The past year has been one of quiet emotional rehabilitation for Laura, but it’s also been one of ascendancy and agency for Gabby, who has grown from darkly comic tension breaker to the beating heart of the series. When Taylor began laying the groundwork for conceiving of Laura, Gabby, Daken, Old Man Logan, and Deadpool as a family unit in the Immune arc, it was Gabby who provided the glue, catching Deadpool up on her unfortunate history with Old Man Logan and treating his scars with empathy, codifying him once and for all as her weird uncle. It was a significant character moment for Gabby, but it also hinged on Taylor bringing to life the genuine pathos and fundamental naivety in Deadpool that has only ever been communicated effectively by Fabian Nicieza, Gail Simone, and Rick Remender.

Art by Leonard Kirk

The high water mark for the series, for this year and arguably the entire run so far, was similarly Gabby focused and also functioned to cement family ties. In the latest issue, #28, Gabby complains that she needs a superhero name after a conversation with Danger, the anthropomorphization of the X-Mansion’s Danger Room. The solution comes from the least likely source imaginable: Daken.
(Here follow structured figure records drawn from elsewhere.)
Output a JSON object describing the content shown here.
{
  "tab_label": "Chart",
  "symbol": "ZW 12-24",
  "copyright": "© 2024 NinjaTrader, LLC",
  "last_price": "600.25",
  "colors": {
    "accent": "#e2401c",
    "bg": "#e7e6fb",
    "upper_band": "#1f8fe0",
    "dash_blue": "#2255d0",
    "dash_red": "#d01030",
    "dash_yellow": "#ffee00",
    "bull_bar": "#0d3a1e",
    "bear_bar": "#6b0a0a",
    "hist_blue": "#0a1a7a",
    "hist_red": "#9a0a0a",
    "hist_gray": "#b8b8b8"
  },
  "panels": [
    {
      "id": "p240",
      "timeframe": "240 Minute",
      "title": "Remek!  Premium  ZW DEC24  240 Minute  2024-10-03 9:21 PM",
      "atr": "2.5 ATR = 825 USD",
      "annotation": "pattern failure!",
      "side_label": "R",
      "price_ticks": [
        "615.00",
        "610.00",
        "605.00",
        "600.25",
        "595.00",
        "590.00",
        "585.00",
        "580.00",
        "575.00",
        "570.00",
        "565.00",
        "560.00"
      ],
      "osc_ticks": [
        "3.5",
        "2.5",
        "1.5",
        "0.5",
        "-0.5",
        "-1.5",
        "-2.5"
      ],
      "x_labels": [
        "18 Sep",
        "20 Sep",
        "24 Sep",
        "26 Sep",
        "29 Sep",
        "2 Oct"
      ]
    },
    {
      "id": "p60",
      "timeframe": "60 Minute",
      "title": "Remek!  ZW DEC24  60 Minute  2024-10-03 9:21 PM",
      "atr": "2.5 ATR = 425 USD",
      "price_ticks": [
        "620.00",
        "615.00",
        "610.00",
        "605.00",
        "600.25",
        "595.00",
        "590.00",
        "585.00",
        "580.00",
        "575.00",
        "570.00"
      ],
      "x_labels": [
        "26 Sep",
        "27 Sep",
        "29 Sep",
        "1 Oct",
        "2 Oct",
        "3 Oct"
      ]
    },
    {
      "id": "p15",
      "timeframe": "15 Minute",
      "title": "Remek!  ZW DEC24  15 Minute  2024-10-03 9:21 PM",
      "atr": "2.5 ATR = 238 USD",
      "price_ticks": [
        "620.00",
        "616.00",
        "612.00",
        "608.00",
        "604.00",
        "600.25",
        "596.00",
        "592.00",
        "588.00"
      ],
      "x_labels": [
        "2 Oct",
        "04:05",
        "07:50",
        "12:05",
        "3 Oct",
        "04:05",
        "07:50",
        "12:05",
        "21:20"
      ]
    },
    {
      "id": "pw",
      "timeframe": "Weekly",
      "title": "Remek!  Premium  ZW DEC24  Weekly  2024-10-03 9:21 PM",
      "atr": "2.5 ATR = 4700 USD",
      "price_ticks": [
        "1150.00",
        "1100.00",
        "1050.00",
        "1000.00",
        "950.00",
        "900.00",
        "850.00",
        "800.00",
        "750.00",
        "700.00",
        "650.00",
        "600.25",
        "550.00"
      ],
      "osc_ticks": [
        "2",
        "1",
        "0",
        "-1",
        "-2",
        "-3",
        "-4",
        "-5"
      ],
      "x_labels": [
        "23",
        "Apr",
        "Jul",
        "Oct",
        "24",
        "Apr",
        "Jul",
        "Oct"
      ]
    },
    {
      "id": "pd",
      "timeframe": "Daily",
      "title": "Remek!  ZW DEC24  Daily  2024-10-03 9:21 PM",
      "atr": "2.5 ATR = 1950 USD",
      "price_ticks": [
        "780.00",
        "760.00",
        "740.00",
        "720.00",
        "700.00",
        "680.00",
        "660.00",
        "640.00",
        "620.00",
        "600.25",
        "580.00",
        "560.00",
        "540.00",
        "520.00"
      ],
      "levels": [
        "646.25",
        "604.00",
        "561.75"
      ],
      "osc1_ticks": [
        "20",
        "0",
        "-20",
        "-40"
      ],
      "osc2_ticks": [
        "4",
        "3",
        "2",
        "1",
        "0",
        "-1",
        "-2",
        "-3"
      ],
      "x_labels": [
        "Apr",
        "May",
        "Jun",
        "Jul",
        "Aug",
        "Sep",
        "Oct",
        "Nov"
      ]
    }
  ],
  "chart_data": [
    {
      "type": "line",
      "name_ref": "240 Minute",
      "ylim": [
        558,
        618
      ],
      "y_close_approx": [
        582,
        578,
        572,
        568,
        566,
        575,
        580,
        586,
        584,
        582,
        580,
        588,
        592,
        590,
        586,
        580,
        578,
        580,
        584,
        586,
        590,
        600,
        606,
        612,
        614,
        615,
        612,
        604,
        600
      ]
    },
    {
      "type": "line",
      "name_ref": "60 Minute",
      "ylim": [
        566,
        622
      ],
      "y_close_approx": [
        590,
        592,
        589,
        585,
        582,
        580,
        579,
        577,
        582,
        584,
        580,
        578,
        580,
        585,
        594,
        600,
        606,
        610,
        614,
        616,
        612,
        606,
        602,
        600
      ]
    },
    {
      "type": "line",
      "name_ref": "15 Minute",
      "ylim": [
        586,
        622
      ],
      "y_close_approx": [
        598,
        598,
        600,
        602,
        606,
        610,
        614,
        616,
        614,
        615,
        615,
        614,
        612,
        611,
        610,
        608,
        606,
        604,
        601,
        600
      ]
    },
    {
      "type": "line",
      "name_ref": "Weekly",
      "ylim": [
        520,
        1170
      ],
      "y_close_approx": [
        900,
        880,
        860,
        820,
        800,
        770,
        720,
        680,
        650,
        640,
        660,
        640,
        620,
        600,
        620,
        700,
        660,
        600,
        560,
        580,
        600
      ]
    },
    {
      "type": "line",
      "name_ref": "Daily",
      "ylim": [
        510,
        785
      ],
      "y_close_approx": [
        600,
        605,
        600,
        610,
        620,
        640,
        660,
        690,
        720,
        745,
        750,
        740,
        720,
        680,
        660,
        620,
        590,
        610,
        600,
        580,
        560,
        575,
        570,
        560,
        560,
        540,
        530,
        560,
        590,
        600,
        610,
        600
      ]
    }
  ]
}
Gabby getting her own superhero name is both the most triumphant moment for the series and for all of superhero comics of the year, but it also subtly represents the validation of familial bonds between her and Daken, her narcissistically murderous, biracial, bisexual uncle.

The panel celebrating Gabby’s naming is also the purest distillation of the series, depicting her surrounded by Cabal’s reinterpretations of the most classic Wolverine covers with Gabby in place of Logan and “Honey Badger” in place of “Wolverine.” That juxtaposition of fidelity to the deepest depths of Wolverine history and the irreverent way that Taylor and his collaborators wield it is the fundamental virtue of the series that has been in place since the apocryphal flashback to Laura’s X-Force days in the debut issue.

Art by Juan Cabal

All New Wolverine is many things, and disentangling its many component parts is a project of gargantuan dimensions, but the simple, fundamental truth is that it fully and completely embodies the kind of storytelling that justifies the continued investment in superhero continuities with longer lifespans than most of its readership.